This is a true life story of one Awelechukwukaumemma...which means God's Favour is greater than man's struggle.
It all started 32 years ago when she was 7months old, she lost her mom and was left alone with her Dad and step mom,
(hear her as she narrates her story of life with tears of the past memories ,from her own mouth as a true child of destiny whom our God has always favoured for unknown reasons ) . I was left to struggle and survive on my own while growing up, it was all hell. There was no punishment, no amount of beating I did not receive for making innocent childish mistakes like notashing the dishes well, not sweeping the floor well, fetching water on time etc.
My young virgina became very used to bearing the pain of HOT PEPPER cos pepper was always applied to it on regular bases and I will be tied up like an armed robber and abandoned in the bathroom or toilet for as long as my step mom wishes just because I made silly, innocent mistake. I will be starved #omg# on one occasion our neighbours child caught me eating the food our dog remained , he ran to his mom and told her, so from there the woman started hiding out food for me. My sisters and brothers , I suffered dearly from Physical, emotional, mental, psychological Abuse. I grow up hating myself, my circumstances everyone and everything. But I never ever gave up on my struggle to survive it all even as a very little child. She strongly opposed me going to a federal government school even though I passed excellently but Dad didn't listen to her objections. I want to the boarding house and that place became a heaven on earth for me. I hated holidays.
Immediatly after i finished from secondary school i passed my first jamb and got admmitted to study law but just then she was attacked with stroke. I had to ignore my first admission to study law so as to cater for her as she was staying in one thick village for her traditional treatment and her kids were over pampered and nobody will be able to cook, wash, and bath her. I still remember my Dad's face wen he call me into his room and told me about taking her to the village for her treatment and that the problem now is who will stay with her cos she can't even seat up right and I also just gained admission to the university. Without even thinking twice I gladly said I will go and stay with her until she's well. Dad looked at me very surprised and asked Y? I told him no matter what she has done to me she remains the mother I know and I she has made me the person I am today. He almost broke down in tears. Even while i was looking after her she kept abusing me saying I'm the cause of her situation that she had BP Immediatly she learnt that my Dad got my mom pregnant and it was that BP that has developed to this stroke she's suffering now. #Imaginethat# anyway i never gave up on her i stood by her nurturing her until she could walk again and talk well. When she became well Jamb started Jamming me cos i couldn't pass the law cut off point anymore. That was how i went to study accounting it was in my final year in accounting that i decided to just write another jamb and behold i made it. Meanwhile her marriage with Dad had ended and i was always going to visit her in her fathers house where she was, i will even buy her things she likes with the little money i saved up. Each time i come to see her she cries and cries and cries begging me to forgive her that she she can't stand my kindness. She suffered from stroke again and was rushed to the hospital (then I was in 200level law) I was there with her and she asked for her own daughter who was busy clubbing with friends in lagos. I told her daughter to rush down the next day cos mom may not make it this time.

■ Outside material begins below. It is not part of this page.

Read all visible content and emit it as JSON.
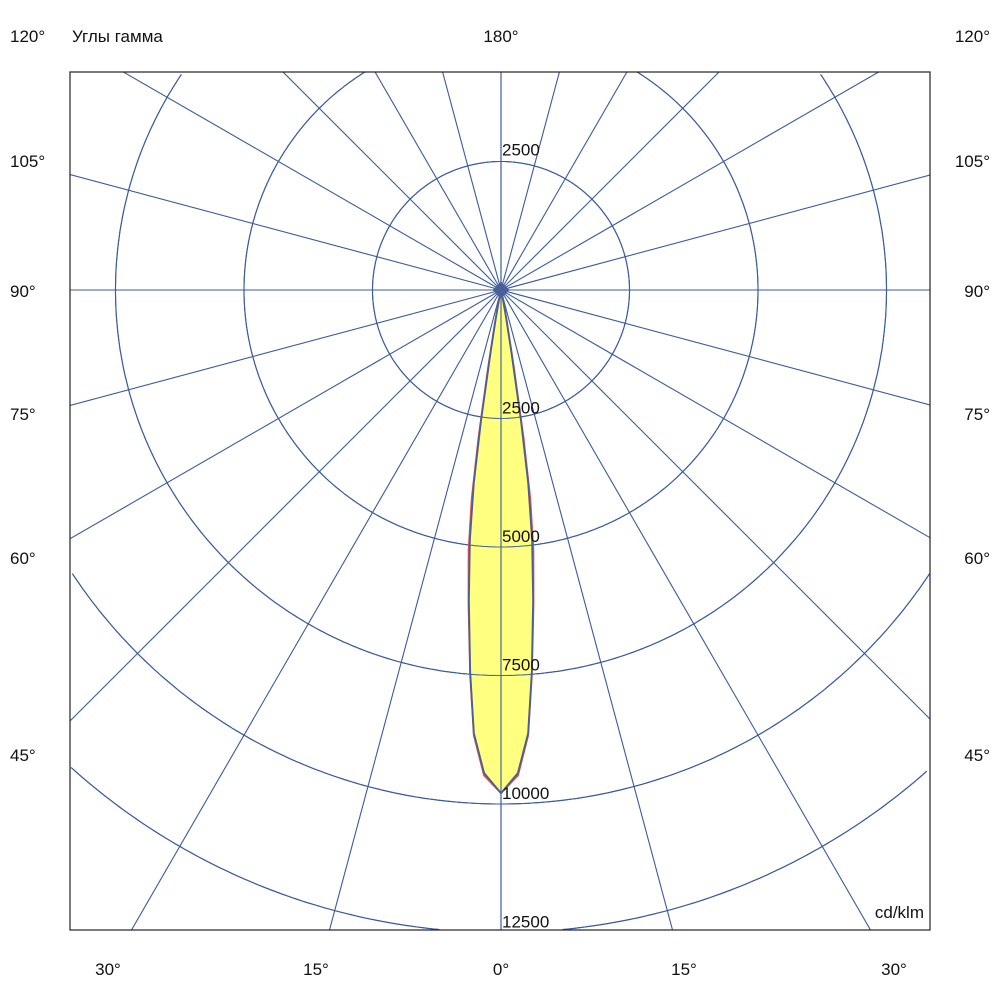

Mom died in my hands as I was feeding her but b4 she died she asked for her daughter again but she absent. Mom had tears in her eyes as she said to me "in life we don't know who will Bury us so the best we can do to be kind to everyone, Awele thank you God bless you" then she gave up the ghost. Her daughter came In 15mins after her mom died. That days experience has not left me till now.
My Dear sisters my Story long abeg....let's call this one Episode 1.
As I'm about to mark my 32nd birthday I look back to where I'm coming from and all I can say is THANK YOU GOD FOR NEVER GIVING UP ON ME. THANK YOU GOD FOR BLESSING ME WITH A WONDERFUL HUSBAND, LOVELY KIDS, LOYAL AND FAITHFUL FRIENDS. I love you all. May God bless you all.